In each case, Dubinski said, "Hopefully, we can find the least intrusive way to do it. It's like performing triage. What's going to be the least intrusive?"
"I wouldn't want it coming down the middle of my street," he said, speaking of the sewer line. "I understand that. But I wouldn't want the mess and expense and disruption of having my basement fill with sewage, either."
Quality of life for the whole community
"Ultimately," Dubinski said, "the No. 1 thing that attracted me to Wauwatosa was the quality of life and of the homes. We have kept that up, and we have to keep that up, and that means keeping up the infrastructure that supports it.

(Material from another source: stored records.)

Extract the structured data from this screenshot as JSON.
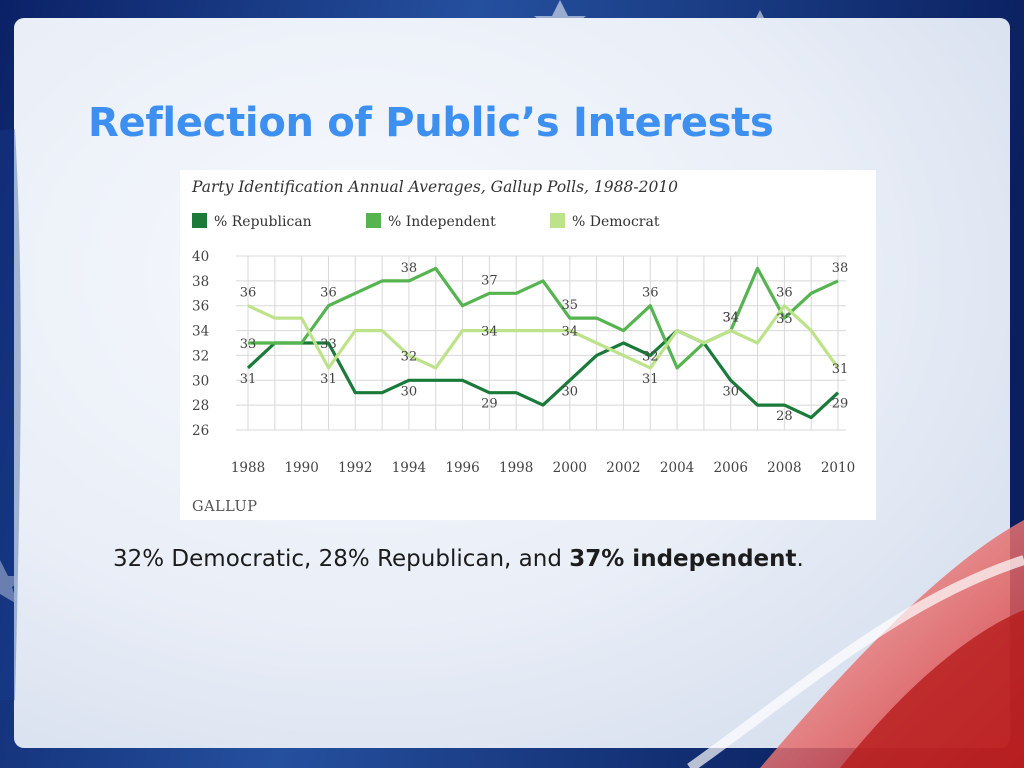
{
  "slide": {
    "title": "Reflection of Public’s Interests",
    "caption": {
      "part1": "32% Democratic, 28% Republican, and ",
      "bold": "37% independent",
      "part2": "."
    },
    "source_logo": "GALLUP"
  },
  "colors": {
    "republican": "#1a7a3a",
    "independent": "#55b450",
    "democrat": "#bde38a",
    "title": "#3d8ff0",
    "grid": "#d8d8d8"
  },
  "chart_data": {
    "type": "line",
    "title": "Party Identification Annual Averages, Gallup Polls, 1988-2010",
    "xlabel": "",
    "ylabel": "",
    "x": [
      1988,
      1989,
      1990,
      1991,
      1992,
      1993,
      1994,
      1995,
      1996,
      1997,
      1998,
      1999,
      2000,
      2001,
      2002,
      2003,
      2004,
      2005,
      2006,
      2007,
      2008,
      2009,
      2010
    ],
    "xticks": [
      "1988",
      "1990",
      "1992",
      "1994",
      "1996",
      "1998",
      "2000",
      "2002",
      "2004",
      "2006",
      "2008",
      "2010"
    ],
    "yticks": [
      "40",
      "38",
      "36",
      "34",
      "32",
      "30",
      "28",
      "26"
    ],
    "ylim": [
      26,
      40
    ],
    "grid": true,
    "legend_position": "top",
    "series": [
      {
        "name": "% Republican",
        "color": "#1a7a3a",
        "values": [
          31,
          33,
          33,
          33,
          29,
          29,
          30,
          30,
          30,
          29,
          29,
          28,
          30,
          32,
          33,
          32,
          34,
          33,
          30,
          28,
          28,
          27,
          29
        ]
      },
      {
        "name": "% Independent",
        "color": "#55b450",
        "values": [
          33,
          33,
          33,
          36,
          37,
          38,
          38,
          39,
          36,
          37,
          37,
          38,
          35,
          35,
          34,
          36,
          31,
          33,
          34,
          39,
          35,
          37,
          38
        ]
      },
      {
        "name": "% Democrat",
        "color": "#bde38a",
        "values": [
          36,
          35,
          35,
          31,
          34,
          34,
          32,
          31,
          34,
          34,
          34,
          34,
          34,
          33,
          32,
          31,
          34,
          33,
          34,
          33,
          36,
          34,
          31
        ]
      }
    ],
    "annotations": [
      {
        "text": "36",
        "x": 1988,
        "series": "% Democrat"
      },
      {
        "text": "33",
        "x": 1988,
        "series": "% Independent"
      },
      {
        "text": "31",
        "x": 1988,
        "series": "% Republican"
      },
      {
        "text": "36",
        "x": 1991,
        "series": "% Independent"
      },
      {
        "text": "33",
        "x": 1991,
        "series": "% Republican"
      },
      {
        "text": "31",
        "x": 1991,
        "series": "% Democrat"
      },
      {
        "text": "38",
        "x": 1994,
        "series": "% Independent"
      },
      {
        "text": "32",
        "x": 1994,
        "series": "% Democrat"
      },
      {
        "text": "30",
        "x": 1994,
        "series": "% Republican"
      },
      {
        "text": "37",
        "x": 1997,
        "series": "% Independent"
      },
      {
        "text": "34",
        "x": 1997,
        "series": "% Democrat"
      },
      {
        "text": "29",
        "x": 1997,
        "series": "% Republican"
      },
      {
        "text": "35",
        "x": 2000,
        "series": "% Independent"
      },
      {
        "text": "34",
        "x": 2000,
        "series": "% Democrat"
      },
      {
        "text": "30",
        "x": 2000,
        "series": "% Republican"
      },
      {
        "text": "36",
        "x": 2003,
        "series": "% Independent"
      },
      {
        "text": "32",
        "x": 2003,
        "series": "% Republican"
      },
      {
        "text": "31",
        "x": 2003,
        "series": "% Democrat"
      },
      {
        "text": "34",
        "x": 2006,
        "series": "% Independent"
      },
      {
        "text": "34",
        "x": 2006,
        "series": "% Democrat"
      },
      {
        "text": "30",
        "x": 2006,
        "series": "% Republican"
      },
      {
        "text": "36",
        "x": 2008,
        "series": "% Democrat"
      },
      {
        "text": "35",
        "x": 2008,
        "series": "% Independent"
      },
      {
        "text": "28",
        "x": 2008,
        "series": "% Republican"
      },
      {
        "text": "38",
        "x": 2010,
        "series": "% Independent"
      },
      {
        "text": "31",
        "x": 2010,
        "series": "% Democrat"
      },
      {
        "text": "29",
        "x": 2010,
        "series": "% Republican"
      }
    ]
  }
}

"I'm really proud to live in Wauwatosa, and I strive to keep Wauwatosa a proud place to live.
"Over the years, I've never seen an area become really blighted, or if it began to be, the city has moved to reverse it. I like what I'm seeing , and I'm looking forward to .
"I have concerns as well. But in 30 years, I've watched the city grow and change, and mostly in a good way. Being a homeowner, putting our kids through the schools, it's all been very good for us. This is a way to pay it back.
"I look forward to the challenge, being part of the team – of the think tank."